A degree of hardship required to obtain one isn’t the only thing missing either: there’s also the issue of oversight.
“Nobody is watching what they are doing. I perceive a complete lack of oversight because there isn’t any require,” Portland, Oregon public defender Amy Baggio adds to Wired. What’s more, she adds, is, “They are using them exponentially more in all types of federal criminal investigations.”
“I’m seeing them in every drug case now,” Baggio claims.
In one 2003 case, the FBI actually used administrative orders to have Yahoo! to provide them with the IP address linked to an account suspected of an online crime, then issued a separate subpoena to the person’s Internet service provider, then their phone company, in order to close down a case. In that instance, U.S. v. Bynum, supra., attorneys for the defense asked for an appeal on the basis that “the Government’s use of `secret’ administrative subpoenas violated” their client’s Fourth Amendment rights.
“The FBI compelled the secret production of records by Yahoo, Uunet, Netzero, and BellSouth, by using administrative subpoenas issued by the FBI. These subpoenas informed the recipient not to disclose the subpoena to anybody, thereby preventing an account holder from seeking to challenge the subpoena,” the defense argued.
In hindsight, though, those subpoenas aren’t as easy to track. In cases where administrative subpoenas are graduated to the status of national security letters, not only is no judicial oversight present whatsoever, but the federal government isn’t required to reveal any details at all about the requests.

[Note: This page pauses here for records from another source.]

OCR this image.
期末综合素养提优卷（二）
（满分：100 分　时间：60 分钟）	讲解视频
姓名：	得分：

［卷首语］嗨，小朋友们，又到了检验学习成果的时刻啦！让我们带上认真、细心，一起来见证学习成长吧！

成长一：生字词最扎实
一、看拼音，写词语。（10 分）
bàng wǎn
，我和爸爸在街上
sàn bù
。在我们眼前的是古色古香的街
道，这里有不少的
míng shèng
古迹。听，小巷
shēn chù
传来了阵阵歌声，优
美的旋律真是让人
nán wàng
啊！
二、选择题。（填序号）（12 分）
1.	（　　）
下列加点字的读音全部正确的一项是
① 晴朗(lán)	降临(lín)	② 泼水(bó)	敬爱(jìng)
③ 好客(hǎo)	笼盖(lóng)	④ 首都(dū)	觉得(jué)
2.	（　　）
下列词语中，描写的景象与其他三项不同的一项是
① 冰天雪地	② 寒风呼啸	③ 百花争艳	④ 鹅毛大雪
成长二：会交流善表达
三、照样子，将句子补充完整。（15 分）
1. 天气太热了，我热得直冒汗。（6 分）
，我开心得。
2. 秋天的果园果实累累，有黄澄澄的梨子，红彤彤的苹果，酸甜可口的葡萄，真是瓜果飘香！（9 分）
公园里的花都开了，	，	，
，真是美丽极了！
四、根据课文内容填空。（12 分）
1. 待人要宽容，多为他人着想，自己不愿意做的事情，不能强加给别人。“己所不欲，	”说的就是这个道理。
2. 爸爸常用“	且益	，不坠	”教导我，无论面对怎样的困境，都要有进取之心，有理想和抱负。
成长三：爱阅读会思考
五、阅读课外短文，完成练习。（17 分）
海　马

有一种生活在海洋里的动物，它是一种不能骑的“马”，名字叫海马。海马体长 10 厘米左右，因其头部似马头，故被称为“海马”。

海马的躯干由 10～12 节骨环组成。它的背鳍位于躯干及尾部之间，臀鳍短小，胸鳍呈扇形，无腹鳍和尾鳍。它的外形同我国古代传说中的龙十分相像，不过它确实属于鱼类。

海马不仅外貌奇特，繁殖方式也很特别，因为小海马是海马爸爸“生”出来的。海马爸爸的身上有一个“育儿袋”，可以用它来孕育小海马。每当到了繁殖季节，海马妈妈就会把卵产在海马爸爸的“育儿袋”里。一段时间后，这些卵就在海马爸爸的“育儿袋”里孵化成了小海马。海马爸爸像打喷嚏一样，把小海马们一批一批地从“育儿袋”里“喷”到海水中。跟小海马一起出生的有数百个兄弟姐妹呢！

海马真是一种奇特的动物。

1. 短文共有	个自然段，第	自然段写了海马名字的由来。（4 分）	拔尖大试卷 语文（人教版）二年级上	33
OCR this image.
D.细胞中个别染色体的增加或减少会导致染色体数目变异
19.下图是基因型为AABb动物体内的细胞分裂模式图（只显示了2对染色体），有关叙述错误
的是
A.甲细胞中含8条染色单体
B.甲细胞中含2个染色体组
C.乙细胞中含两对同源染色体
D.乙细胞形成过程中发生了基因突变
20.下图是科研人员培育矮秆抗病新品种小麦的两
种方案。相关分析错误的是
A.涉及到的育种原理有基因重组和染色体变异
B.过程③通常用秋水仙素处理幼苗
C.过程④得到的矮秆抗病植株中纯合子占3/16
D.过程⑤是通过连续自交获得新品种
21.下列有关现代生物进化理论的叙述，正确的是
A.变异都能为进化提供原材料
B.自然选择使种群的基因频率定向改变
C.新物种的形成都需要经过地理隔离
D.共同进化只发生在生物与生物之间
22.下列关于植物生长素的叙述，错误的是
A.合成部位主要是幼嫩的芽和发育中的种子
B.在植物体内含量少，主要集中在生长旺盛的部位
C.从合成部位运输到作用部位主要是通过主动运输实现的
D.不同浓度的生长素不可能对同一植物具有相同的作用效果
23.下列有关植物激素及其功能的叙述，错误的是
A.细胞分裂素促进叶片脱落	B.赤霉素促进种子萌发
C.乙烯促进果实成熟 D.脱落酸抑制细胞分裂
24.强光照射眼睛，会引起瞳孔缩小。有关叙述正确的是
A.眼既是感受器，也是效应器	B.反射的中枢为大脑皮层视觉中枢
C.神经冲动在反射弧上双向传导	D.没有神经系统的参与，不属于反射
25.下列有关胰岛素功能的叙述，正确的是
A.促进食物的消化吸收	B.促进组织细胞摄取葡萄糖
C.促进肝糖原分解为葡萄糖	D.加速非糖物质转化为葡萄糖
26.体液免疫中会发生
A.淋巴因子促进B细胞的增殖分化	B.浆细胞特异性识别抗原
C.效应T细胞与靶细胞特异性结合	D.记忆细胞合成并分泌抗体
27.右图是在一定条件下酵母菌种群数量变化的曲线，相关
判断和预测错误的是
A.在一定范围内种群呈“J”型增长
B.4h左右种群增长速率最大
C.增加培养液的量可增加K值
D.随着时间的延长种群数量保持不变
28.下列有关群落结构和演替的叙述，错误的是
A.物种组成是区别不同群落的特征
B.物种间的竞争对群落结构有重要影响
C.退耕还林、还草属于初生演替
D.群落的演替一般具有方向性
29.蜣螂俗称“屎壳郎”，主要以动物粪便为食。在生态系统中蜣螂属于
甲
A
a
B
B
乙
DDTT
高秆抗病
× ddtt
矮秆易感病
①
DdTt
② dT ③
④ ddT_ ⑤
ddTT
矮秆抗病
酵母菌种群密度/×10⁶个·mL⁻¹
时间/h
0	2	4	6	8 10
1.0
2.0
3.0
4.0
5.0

Instead, it provides the FBI with the power to pry at companies for private user info, permanently gag the service providers from speaking out about the request and then locking the information up to be used on the basis of reasonable assumption.
“The FBI can issue demands for records and gag provisions without court authorization, and recipient telecommunications and financial companies have no way to determine whether and how the government might be overreaching or otherwise abusing its authority,” Matt Zimmerman writes on behalf of the Electronic Frontier Foundation. “Not surprisingly, given these significant structural barriers, legal challenges are extraordinarily rare,” he adds.